A Preludial Implosion, stop-motion animation, 31 seconds, 2022
This stop-motion animation draws on Plato’s Timaeus (c. 360 B.C.), in which each Platonic solid is associated with a classical element, with the cube representing the Earth. It presents two side-by-side stop-motion animations set in different contexts. Using my handmade paper cubes, I explore the intersections of cultural identity, history, and their collision with politics and theocracy. One cube symbolizes cultural identity and scientific endeavor, featuring a twelve-pointed star pattern derived from a late Medieval Iranian scientific document, juxtaposed with a black cube referencing Malevich’s 1915 Black Square as a “sacred icon.” In the video, the cultural cube is shot and destroyed. I created the stop-motion animation using 100 photos of the cube, captured in 1-centimeter increments from the moment it is “shot” to its destruction.
Staged Circumambulation, Video performance, Nov 19, 2022
Mercury 20 Gallery, Oakland, CA. Performers: Martha S., Mel D., Jordan K., Tara D., Jennifer L., Victoria H., Danielle W.
Six of the videos of volunteer women cutting their hair
Volunteer women who donated their hair:
Dr. Ladan, A. (Curator of South Asian and Islamic Art at ), Dr. Persis, K. (Neda Nobari Distinguished Chair, Center for Iranian Diaspora Studies @San Francisco State University), Summer B., Heather W., Joelle B., Jordan K., Valerie B., Sahba S., Mahsa V., Roya P., Anahita B., Sara A., Fariba B., Arezou P., Hamideh G., Sara T., Junko T., Johanna P., Jennifer L., and Victoria H.
The 10th-century poet Ferdowsi in Shahnameh: Book of Kings, referred to the hero Siavash’s wife cutting “her musky tresses” to grieve for and protest his death.
Stanford University
Print on Purpose, Freedom and Justice for Iranian Women
A printmaking workshop with students in the Print on Purpose course, at Standford University’s d. School occurred on Nov 4, 2022. Karimi was invited to guide a printmaking workshop using trace monotype printmaking to create images of hair as a form of activism and as a visual approach to convey messages.
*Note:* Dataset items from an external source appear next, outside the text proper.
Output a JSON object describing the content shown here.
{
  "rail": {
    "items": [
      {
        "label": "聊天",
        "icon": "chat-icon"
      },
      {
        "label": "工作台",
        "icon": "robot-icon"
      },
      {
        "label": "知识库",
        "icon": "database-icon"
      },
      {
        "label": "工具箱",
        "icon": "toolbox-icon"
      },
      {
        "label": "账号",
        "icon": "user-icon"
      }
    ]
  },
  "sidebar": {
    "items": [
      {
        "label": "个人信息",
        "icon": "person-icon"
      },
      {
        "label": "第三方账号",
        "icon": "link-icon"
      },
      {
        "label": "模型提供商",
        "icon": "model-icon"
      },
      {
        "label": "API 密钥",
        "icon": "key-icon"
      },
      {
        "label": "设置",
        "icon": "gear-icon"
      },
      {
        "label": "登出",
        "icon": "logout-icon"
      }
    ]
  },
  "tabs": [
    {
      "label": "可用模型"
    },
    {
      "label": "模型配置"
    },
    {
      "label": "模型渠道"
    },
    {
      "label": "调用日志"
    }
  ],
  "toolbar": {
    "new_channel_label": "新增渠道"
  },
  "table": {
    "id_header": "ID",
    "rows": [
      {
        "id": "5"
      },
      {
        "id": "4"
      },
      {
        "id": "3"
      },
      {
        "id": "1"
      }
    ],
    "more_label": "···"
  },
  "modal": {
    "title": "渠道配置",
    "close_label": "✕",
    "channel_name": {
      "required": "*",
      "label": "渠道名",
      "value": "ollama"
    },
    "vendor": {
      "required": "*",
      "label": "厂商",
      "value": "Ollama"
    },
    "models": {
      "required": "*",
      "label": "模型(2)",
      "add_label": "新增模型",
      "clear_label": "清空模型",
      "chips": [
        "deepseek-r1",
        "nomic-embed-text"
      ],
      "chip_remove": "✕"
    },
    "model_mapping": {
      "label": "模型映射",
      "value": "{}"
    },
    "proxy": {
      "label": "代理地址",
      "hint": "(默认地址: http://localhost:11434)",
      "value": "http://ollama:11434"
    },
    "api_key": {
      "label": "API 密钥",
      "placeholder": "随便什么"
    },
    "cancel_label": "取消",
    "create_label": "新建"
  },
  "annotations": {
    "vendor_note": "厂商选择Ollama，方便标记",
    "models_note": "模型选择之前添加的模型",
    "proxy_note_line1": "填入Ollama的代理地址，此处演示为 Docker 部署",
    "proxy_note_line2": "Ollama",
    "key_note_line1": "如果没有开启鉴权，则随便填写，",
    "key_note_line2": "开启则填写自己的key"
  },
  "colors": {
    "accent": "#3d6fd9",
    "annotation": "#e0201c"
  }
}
The choice of subject matter, hair, was used as a deliberate and symbolic choice that carries social or cultural significance not only for Iranian women but also for many other cultures around the world.
Inspiration and Research
Square Kufic is an Arabic script. The script was originally created with bricks and tiles in Iran, during the medieval period, functioning as pixels.
Arabic and Persian languages use similar alphabets but the languages don’t share the same origin. Below are examples of tile patterns and Square Kufic script, functioning as pixels, from the Topkapi scroll, in late medieval Iran.
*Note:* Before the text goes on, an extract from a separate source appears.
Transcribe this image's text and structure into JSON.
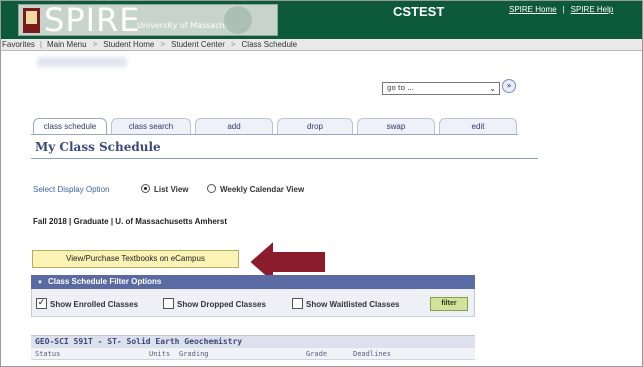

Sol LeWitt: A Wall Drawing Retrospective at the mill building at MASS MoCA in June 2022 and MASS MoCA ground. Distorted Cubes and 8-point and 12-point Stars wall drawings.
In Williams College Museum of Art’s exhibition catalog, David S. Areford writes: “The cube-which was first featured in LeWitt’s structures in 1960s- becomes an incubator for new forms, as well as the site of instability and distortion.”